Hong Kong (China) and Finland signed a comprehensive agreement for avoidance of double taxation and the prevention of fiscal evasion with respect to taxes on income (hereinafter as “the agreement”). This agreement will come into force on the 30th day after both contracting parties notify the completion of their domestic ratification procedures and the Double Taxation Agreement with respect to Taxes on Income from Aircraft Operation signed in 2007 will cease to have effect.

The Agreement

This treaty applies to taxes on income, including taxes on gains from the alienation of movable or immovable property as well as taxes on capital appreciation. A summary of some key provisions can be found below:

  • Art.5 (Permanent Establishment): the definition of permanent establishment (PE) is substantially identical to the 2011 UN model but with different timing thresholds. The threshold for project PE is nine months, while the criteria for service PE is 270 days within any twelve-month period. Besides, when carrying business through an independent agent, it doesn’t matter whether the agent runs its business wholly or partially on behalf of that enterprise.
  • Art.6 (Income from Immovable Property): the allocation rules for income from immovable property (Art.6) follows the Situs principle.
  • Art.10 (Dividends): the agreement limits the withholding tax rate to 5% for company beneficial owners with at least 10% of voting rights, and 10% for all other cases.
  • Art.11 (Interest): different from the OECD/UN Model, the agreement gives exclusive right to resident state to tax if the resident recipient is the beneficial owner of the interest.
  • Art.12 (Royalties): the agreement provides shared taxing rights between the resident state and source state. The tax rate cap is 3% of the gross amount of royalties.

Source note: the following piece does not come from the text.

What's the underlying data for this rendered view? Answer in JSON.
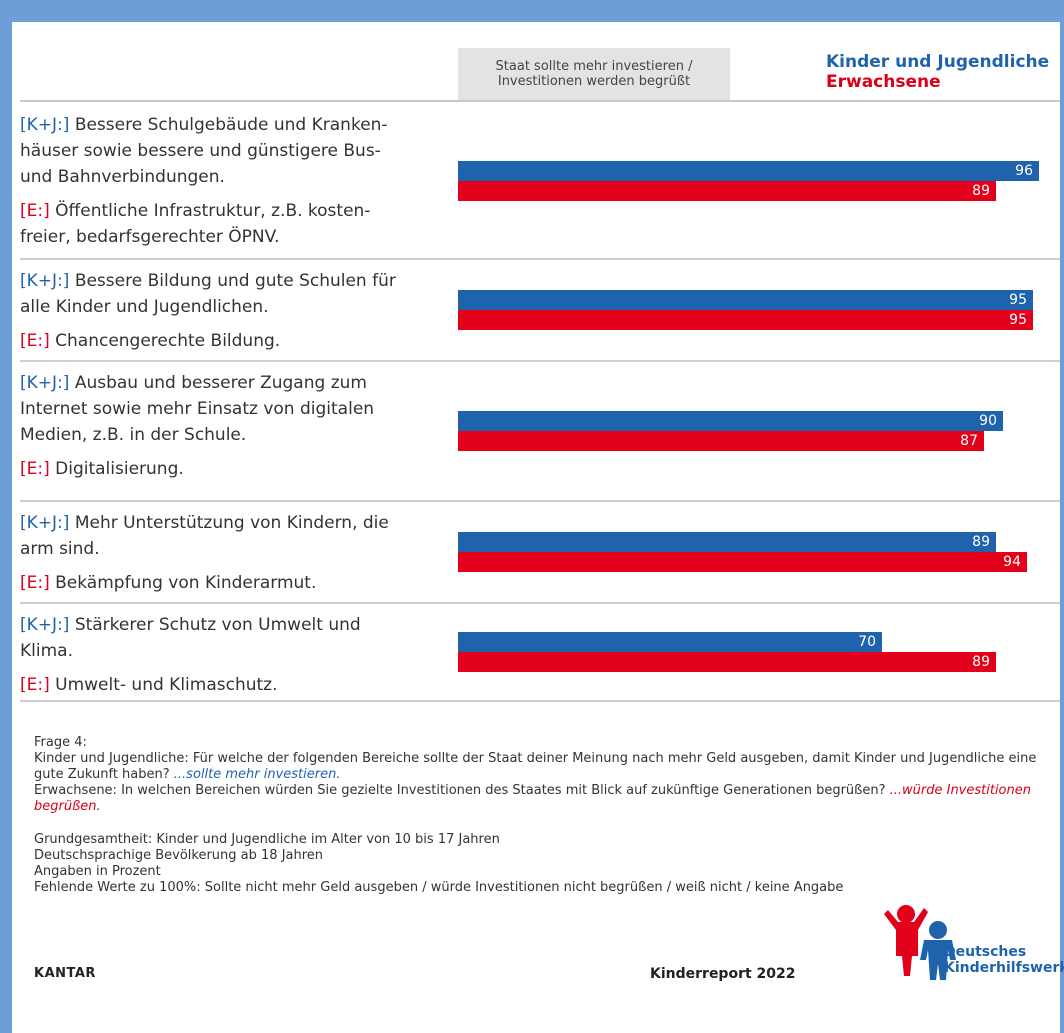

In particular, a source rule is introduced where a PE payer is involved in paragraph 5.
  • Art.13 (Capital Gains): specially, resident Party has the exclusive right to tax gains from the alienation of ships or aircraft operated in international traffic or movable property pertaining to the operation of such ships or aircraft.

Relief Method

Generally, the credit method is adopted to eliminate the double taxation arising between the two Contracting States. However, dividends should be exempt from Finish tax if they are paid by a company being a resident of Hong Kong to a company which is a resident of Finland and which controls directly at least 10 percent of the voting power in the company paying the dividends.

Anti-Abuse

The principle purpose test is included in Article 21 of this Treaty. Treaty benefits could be denied if obtaining that benefit was one of the principal purpose of the arrangement or transaction, unless it is established that granting that benefit would be in accordance with the object and purpose of the relevant provisions of this Agreement. Besides that, the agreement gives priority to domestic law and measures concerning the prevention of tax avoidance of each Contracting Party, which insofar do not give rise to taxation contrary to the agreement.